Civic groups yesterday called for President Tsai Ing-wen (蔡英文) to fulfill her election promise of establishing a national human rights commission, saying the Control Yuan and Council of Grand Justices have been unwilling to examine domestic laws in light of international norms.
Members of Covenants Watch, the Taiwan Association for Human Rights and other groups joined Democratic Progressive Party (DPP) legislators Yu Mei-nu (尤美女) and Wellington Koo (顧立雄) at an event at which they used a hammer to smash open two blocks of ice containing pieces of paper representing legislation to create the commission, which they said has been “frozen” since being proposed by former president Chen Shui-bian (陳水扁) due to Chinese Nationalist Party (KMT) opposition.
“Every government will make mistakes, and there needs to be an internal mechanism to address them and prevent the impairment of human rights,” Convenants Watch convener Huang Song-lih (黃嵩立) said, adding that the commission could raise domestic awareness of human rights by comparing domestic laws and institutions with international laws, submitting recommendations for reform to relevant government agencies.
Photo: Liao Chen-huei, Taipei Times
“While it is unlikely that the commission could resolve all the problems of individual cases, it would prod the government into doing the right thing,” he said.
“If we want to internalize international human rights treaties, a human rights commission is clearly a necessary support mechanism for full implementation,” Taiwan Association of Human Rights executive board member Fort Liao (廖福特) said.
While the Legislative Yuan in 2009 ratified the International Covenant on Civil and Political Rights and the International Covenant on Economic, Social and Cultural Rights, activists have said implementation has failed, as government ministries have failed to fully harmonize domestic laws and regulations with treaty requirements.
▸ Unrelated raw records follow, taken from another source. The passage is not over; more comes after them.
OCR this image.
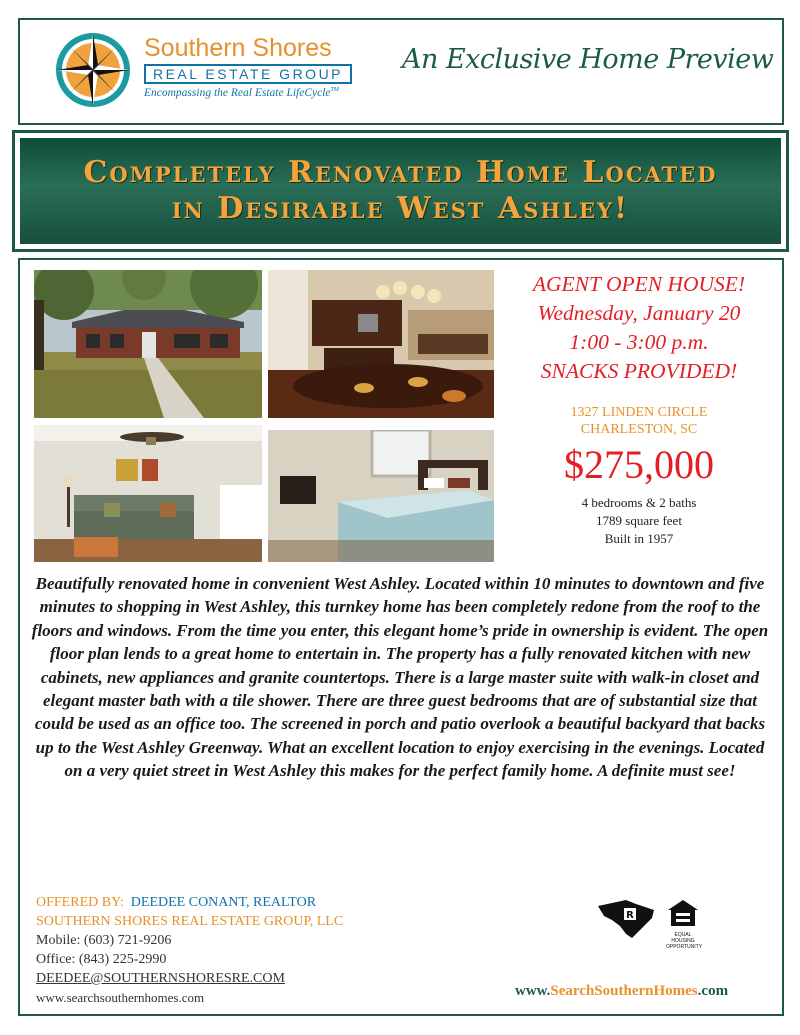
Southern Shores
REAL ESTATE GROUP
Encompassing the Real Estate LifeCycle™
An Exclusive Home Preview
Completely Renovated Home Located
in Desirable West Ashley!
AGENT OPEN HOUSE!
Wednesday, January 20
1:00 - 3:00 p.m.
SNACKS PROVIDED!
1327 LINDEN CIRCLE
CHARLESTON, SC
$275,000
4 bedrooms & 2 baths
1789 square feet
Built in 1957

Beautifully renovated home in convenient West Ashley. Located within 10 minutes to downtown and five minutes to shopping in West Ashley, this turnkey home has been completely redone from the roof to the floors and windows. From the time you enter, this elegant home’s pride in ownership is evident. The open floor plan lends to a great home to entertain in. The property has a fully renovated kitchen with new cabinets, new appliances and granite countertops. There is a large master suite with walk-in closet and elegant master bath with a tile shower. There are three guest bedrooms that are of substantial size that could be used as an office too. The screened in porch and patio overlook a beautiful backyard that backs up to the West Ashley Greenway. What an excellent location to enjoy exercising in the evenings. Located on a very quiet street in West Ashley this makes for the perfect family home. A definite must see!

OFFERED BY: DEEDEE CONANT, REALTOR
SOUTHERN SHORES REAL ESTATE GROUP, LLC
Mobile: (603) 721-9206
Office: (843) 225-2990
DEEDEE@SOUTHERNSHORESRE.COM
www.searchsouthernhomes.com
R
EQUAL HOUSING
OPPORTUNITY
www.SearchSouthernHomes.com
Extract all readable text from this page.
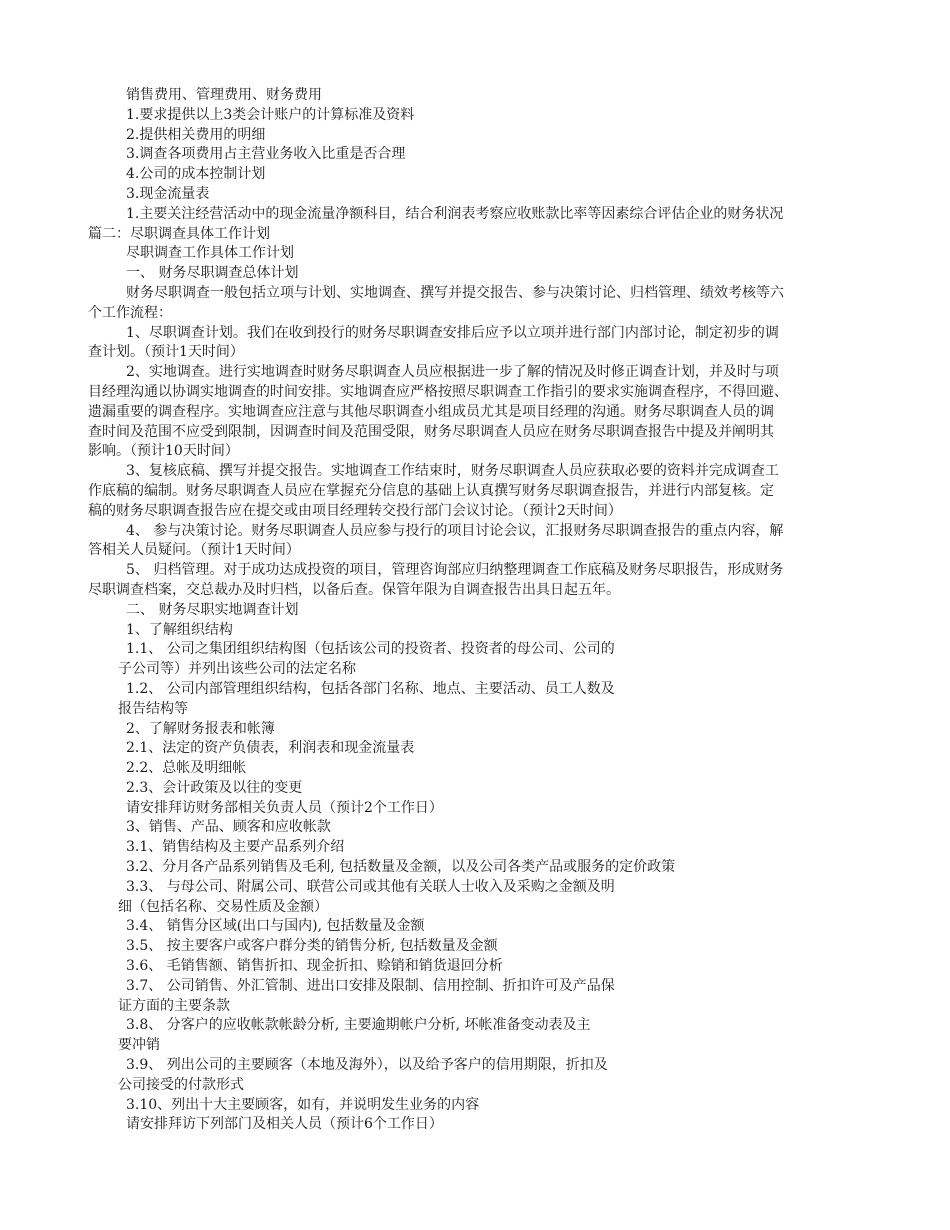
销售费用、管理费用、财务费用
1.要求提供以上3类会计账户的计算标准及资料
2.提供相关费用的明细
3.调查各项费用占主营业务收入比重是否合理
4.公司的成本控制计划
3.现金流量表
1.主要关注经营活动中的现金流量净额科目，结合利润表考察应收账款比率等因素综合评估企业的财务状况
篇二：尽职调查具体工作计划
尽职调查工作具体工作计划
一、 财务尽职调查总体计划
财务尽职调查一般包括立项与计划、实地调查、撰写并提交报告、参与决策讨论、归档管理、绩效考核等六
个工作流程：
1、尽职调查计划。我们在收到投行的财务尽职调查安排后应予以立项并进行部门内部讨论，制定初步的调
查计划。（预计1天时间）
2、实地调查。进行实地调查时财务尽职调查人员应根据进一步了解的情况及时修正调查计划，并及时与项
目经理沟通以协调实地调查的时间安排。实地调查应严格按照尽职调查工作指引的要求实施调查程序，不得回避、
遗漏重要的调查程序。实地调查应注意与其他尽职调查小组成员尤其是项目经理的沟通。财务尽职调查人员的调
查时间及范围不应受到限制，因调查时间及范围受限，财务尽职调查人员应在财务尽职调查报告中提及并阐明其
影响。（预计10天时间）
3、复核底稿、撰写并提交报告。实地调查工作结束时，财务尽职调查人员应获取必要的资料并完成调查工
作底稿的编制。财务尽职调查人员应在掌握充分信息的基础上认真撰写财务尽职调查报告，并进行内部复核。定
稿的财务尽职调查报告应在提交或由项目经理转交投行部门会议讨论。（预计2天时间）
4、 参与决策讨论。财务尽职调查人员应参与投行的项目讨论会议，汇报财务尽职调查报告的重点内容，解
答相关人员疑问。（预计1天时间）
5、 归档管理。对于成功达成投资的项目，管理咨询部应归纳整理调查工作底稿及财务尽职报告，形成财务
尽职调查档案，交总裁办及时归档，以备后查。保管年限为自调查报告出具日起五年。
二、 财务尽职实地调查计划
1、了解组织结构
1.1、 公司之集团组织结构图（包括该公司的投资者、投资者的母公司、公司的
子公司等）并列出该些公司的法定名称
1.2、 公司内部管理组织结构，包括各部门名称、地点、主要活动、员工人数及
报告结构等
2、了解财务报表和帐簿
2.1、法定的资产负债表，利润表和现金流量表
2.2、总帐及明细帐
2.3、会计政策及以往的变更
请安排拜访财务部相关负责人员（预计2个工作日）
3、销售、产品、顾客和应收帐款
3.1、销售结构及主要产品系列介绍
3.2、分月各产品系列销售及毛利, 包括数量及金额，以及公司各类产品或服务的定价政策
3.3、 与母公司、附属公司、联营公司或其他有关联人士收入及采购之金额及明
细（包括名称、交易性质及金额）
3.4、 销售分区域(出口与国内), 包括数量及金额
3.5、 按主要客户或客户群分类的销售分析, 包括数量及金额
3.6、 毛销售额、销售折扣、现金折扣、赊销和销货退回分析
3.7、 公司销售、外汇管制、进出口安排及限制、信用控制、折扣许可及产品保
证方面的主要条款
3.8、 分客户的应收帐款帐龄分析, 主要逾期帐户分析, 坏帐准备变动表及主
要冲销
3.9、 列出公司的主要顾客（本地及海外），以及给予客户的信用期限，折扣及
公司接受的付款形式
3.10、列出十大主要顾客，如有，并说明发生业务的内容
请安排拜访下列部门及相关人员（预计6个工作日）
Liao dismissed concerns that granting such a commission investigative powers would infringe on the constitutional privileges of the Control Yuan, which has already established a special committee for the protection of human rights.
“The commission’s investigations would largely focus on structural problems,” he said, adding that the Control Yuan’s investigations are limited to whether government officials have acted illegally or negligently in individual cases.
While Yu’s version of legislation would place the commission within the Presidential Office’s organizational structure, Koo’s version would establish it as an independent part of the Control Yuan to address constitutional concerns, mandating that 11 of the yuan’s 29 members be members of the commission and exempt their investigations and rulings from other members’ oversight.
Huang said that establishing the commission within the Control Yuan would place it in an organizational culture that could compromise its mission of reviewing domestic laws in light of international legal norms.
“As the Control Yuan’s responsibility is to examine whether officials have acted illegally or negligently, it only cares about whether any laws have been broken — which rules out any examination of whether a law might violate human rights,” he said, adding that the legal system is similarly ill-equipped to push for the adoption of international norms, because judges view themselves as defenders of domestic law.
“Ultimately, any human rights commission would face many of the same limitations as the Control Yuan and Council of Grand Justices, because they all depend on presidential appointments, but our hope is that having more people come forward [to investigate human rights] will have the potential to bring about some change,” he said.